Frequency self deconvolution in the quantitative analysis of near infrared spectra

Anal Chim Acta. 2011 Oct 31;705(1-2):135-47. doi: 10.1016/j.aca.2011.04.037. Epub 2011 Apr 27.

Abstract

In this paper a new model based on frequency self deconvolution (FSD) is proposed for the quantitative analysis of a near infrared (NIR) spectrum. The model couples FSD and partial least square regression (PLS). The grid search optimization method is used to select the optimal values of the full width at half height (FWHH) and the truncation point of the apodization function. The proposed FSD-PLS provides a significant improvement in the prediction ability of the PLS model. Furthermore, a modification of the new FSD-PLS method is introduced to enable the removal of the baseline variations from the NIR spectra. The proposed models were validated using absorbance spectra of mixtures composed from glucose, urea and triacetin in a phosphate buffer solution where the concentrations of the components are selected to be within their physiological range in blood.
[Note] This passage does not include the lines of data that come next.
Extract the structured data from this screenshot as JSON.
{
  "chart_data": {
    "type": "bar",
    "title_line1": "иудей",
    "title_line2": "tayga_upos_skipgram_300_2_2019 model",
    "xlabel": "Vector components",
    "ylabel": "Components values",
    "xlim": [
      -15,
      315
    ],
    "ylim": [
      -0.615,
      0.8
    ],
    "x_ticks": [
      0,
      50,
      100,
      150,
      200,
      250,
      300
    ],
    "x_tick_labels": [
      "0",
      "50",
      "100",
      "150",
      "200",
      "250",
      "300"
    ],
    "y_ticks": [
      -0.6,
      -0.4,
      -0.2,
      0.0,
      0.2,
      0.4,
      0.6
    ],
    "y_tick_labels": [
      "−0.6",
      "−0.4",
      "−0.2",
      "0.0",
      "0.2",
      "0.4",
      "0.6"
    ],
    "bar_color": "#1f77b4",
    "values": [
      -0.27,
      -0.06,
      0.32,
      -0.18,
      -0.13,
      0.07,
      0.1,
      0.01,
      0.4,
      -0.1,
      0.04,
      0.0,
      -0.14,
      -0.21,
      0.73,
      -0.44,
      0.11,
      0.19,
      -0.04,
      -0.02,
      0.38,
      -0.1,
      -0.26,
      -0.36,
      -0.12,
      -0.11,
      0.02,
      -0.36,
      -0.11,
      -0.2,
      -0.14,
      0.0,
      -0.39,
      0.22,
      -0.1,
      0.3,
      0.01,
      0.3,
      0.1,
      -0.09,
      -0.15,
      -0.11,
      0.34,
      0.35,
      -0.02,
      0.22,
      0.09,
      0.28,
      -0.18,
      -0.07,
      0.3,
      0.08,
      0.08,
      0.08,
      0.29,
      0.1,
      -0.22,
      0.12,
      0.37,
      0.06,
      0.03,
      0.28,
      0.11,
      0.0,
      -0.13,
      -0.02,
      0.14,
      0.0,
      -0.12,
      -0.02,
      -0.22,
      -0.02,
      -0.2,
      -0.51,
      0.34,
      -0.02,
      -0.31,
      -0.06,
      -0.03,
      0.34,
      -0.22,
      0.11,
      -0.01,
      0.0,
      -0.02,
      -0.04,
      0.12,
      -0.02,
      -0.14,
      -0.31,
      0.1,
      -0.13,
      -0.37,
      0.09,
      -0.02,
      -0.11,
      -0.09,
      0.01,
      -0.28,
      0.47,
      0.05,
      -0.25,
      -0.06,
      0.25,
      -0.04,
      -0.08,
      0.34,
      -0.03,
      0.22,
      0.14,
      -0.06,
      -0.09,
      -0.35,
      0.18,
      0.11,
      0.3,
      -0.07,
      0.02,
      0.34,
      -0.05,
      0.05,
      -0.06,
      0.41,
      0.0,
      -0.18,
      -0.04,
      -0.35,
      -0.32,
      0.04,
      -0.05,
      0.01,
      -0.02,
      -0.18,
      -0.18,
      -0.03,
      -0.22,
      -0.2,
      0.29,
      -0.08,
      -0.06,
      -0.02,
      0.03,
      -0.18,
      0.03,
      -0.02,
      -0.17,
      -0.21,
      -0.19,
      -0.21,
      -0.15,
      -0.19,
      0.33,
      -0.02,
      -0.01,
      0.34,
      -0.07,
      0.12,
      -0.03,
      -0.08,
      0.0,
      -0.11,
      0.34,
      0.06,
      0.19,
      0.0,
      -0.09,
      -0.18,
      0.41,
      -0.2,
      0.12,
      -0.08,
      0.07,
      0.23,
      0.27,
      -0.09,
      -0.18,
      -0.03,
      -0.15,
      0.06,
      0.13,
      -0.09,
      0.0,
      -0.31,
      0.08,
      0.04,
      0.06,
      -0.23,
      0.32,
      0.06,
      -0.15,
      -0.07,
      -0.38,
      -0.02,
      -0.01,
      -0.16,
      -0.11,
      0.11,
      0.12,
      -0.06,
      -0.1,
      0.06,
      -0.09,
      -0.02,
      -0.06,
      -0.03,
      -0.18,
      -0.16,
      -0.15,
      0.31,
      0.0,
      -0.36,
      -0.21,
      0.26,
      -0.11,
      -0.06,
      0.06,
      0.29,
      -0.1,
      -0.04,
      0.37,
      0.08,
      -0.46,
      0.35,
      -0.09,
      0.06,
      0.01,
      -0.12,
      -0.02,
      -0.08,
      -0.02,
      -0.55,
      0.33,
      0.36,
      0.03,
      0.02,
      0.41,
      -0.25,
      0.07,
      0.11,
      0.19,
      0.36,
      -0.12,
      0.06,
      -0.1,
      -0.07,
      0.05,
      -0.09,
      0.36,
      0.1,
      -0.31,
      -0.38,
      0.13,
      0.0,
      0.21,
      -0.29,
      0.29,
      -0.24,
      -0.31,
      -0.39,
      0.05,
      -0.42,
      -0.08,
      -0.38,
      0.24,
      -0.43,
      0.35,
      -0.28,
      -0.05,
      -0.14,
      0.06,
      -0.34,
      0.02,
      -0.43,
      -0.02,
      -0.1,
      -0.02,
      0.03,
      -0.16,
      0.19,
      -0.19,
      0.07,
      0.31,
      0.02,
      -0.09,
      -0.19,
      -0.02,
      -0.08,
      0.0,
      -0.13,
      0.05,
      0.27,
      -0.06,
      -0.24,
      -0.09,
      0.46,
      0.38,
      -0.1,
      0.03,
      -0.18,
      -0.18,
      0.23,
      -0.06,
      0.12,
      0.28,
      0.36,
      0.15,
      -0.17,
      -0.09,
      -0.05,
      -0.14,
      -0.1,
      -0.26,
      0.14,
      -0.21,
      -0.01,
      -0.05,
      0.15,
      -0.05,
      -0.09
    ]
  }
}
The whole experiments were carried out in a non-controlled environment to show that the model can suppress effectively most of the experimental variations. The results show that the standard error of prediction (SEP) decreases from 35.58 mg dL(-1) using 8 factors for the PLS model to 15.53 mg dL(-1) by using 12 factors for the modified FSD-PLS model. The proposed models are also shown to yield a slightly improved performance than a newly developed second derivative-PLS model without incurring the shortcoming associated with the derivative approach in not providing interpretable results and in degrading the SNR of the spectra at a faster rate.